Sepeninggal Oey Tjoe Soen, Batik OST dilanjutkan oleh anaknya, Oey Kam Long (Muljadi Widjaja) pada 1976. Di tangan Muljadi dan istrinya, Lie Tjien Nio (Istijanti Setiono), Batik OST terus berkembang. 

Meski zaman bergerak maju, desain batik klasik karya Oey Soe Tjoen dan Kwee Nettie tetap dipertahankan. Pasangan Muljadi dan Istijanti membuat berbagai batik tulis halus dengan ragam hias Buketan, Urang Ayu, Merak Ati dan Cuwiri. 

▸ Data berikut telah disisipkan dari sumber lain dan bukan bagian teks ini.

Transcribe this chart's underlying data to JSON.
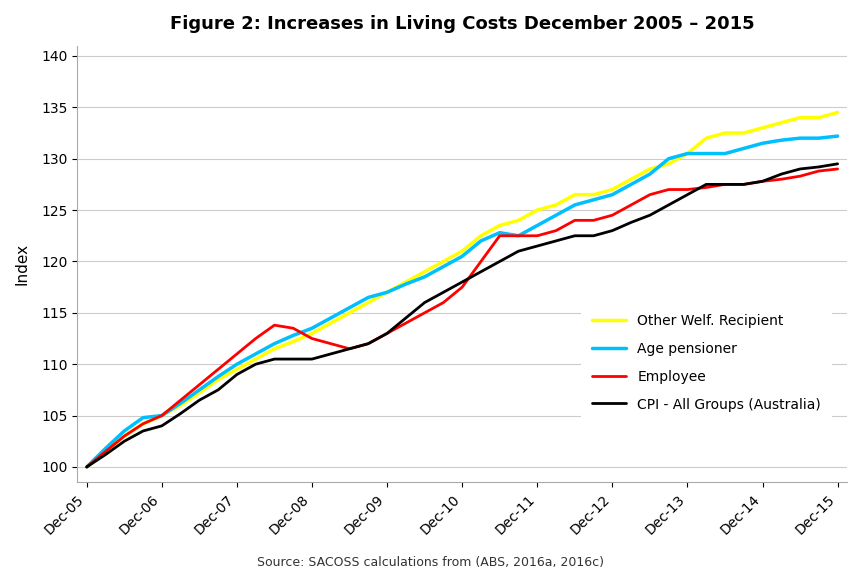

Pelaksanaan proses produksi dan pengawasan mutu dilakukan oleh Istijanti sedangkan Muljadi berperan dalam pemasaran produk. Pada generasi inilah Batik OST lebih dikenal di luar negeri.

Pada 2002, Rumah Batik Oey Soe Tjoen diwariskan kepada Oey Kiem Lian (Widianti Widjaja), putri dari Muljadi Widjaja. Bersama suaminya, Oey Ien King (Setyo Purwanto), Widianti meneruskan usaha Batik OST di rumah yang sama saat Rumah Batik Oey Soe Tjoen berdiri pertama kali di Kedungwuni, Pekalongan. 

Hingga kini, Batik OST telah beranjak 100 tahun. Masih eksis. Termasuk sebagai batik legendaris di kalangan pecinta batik di Nusantara.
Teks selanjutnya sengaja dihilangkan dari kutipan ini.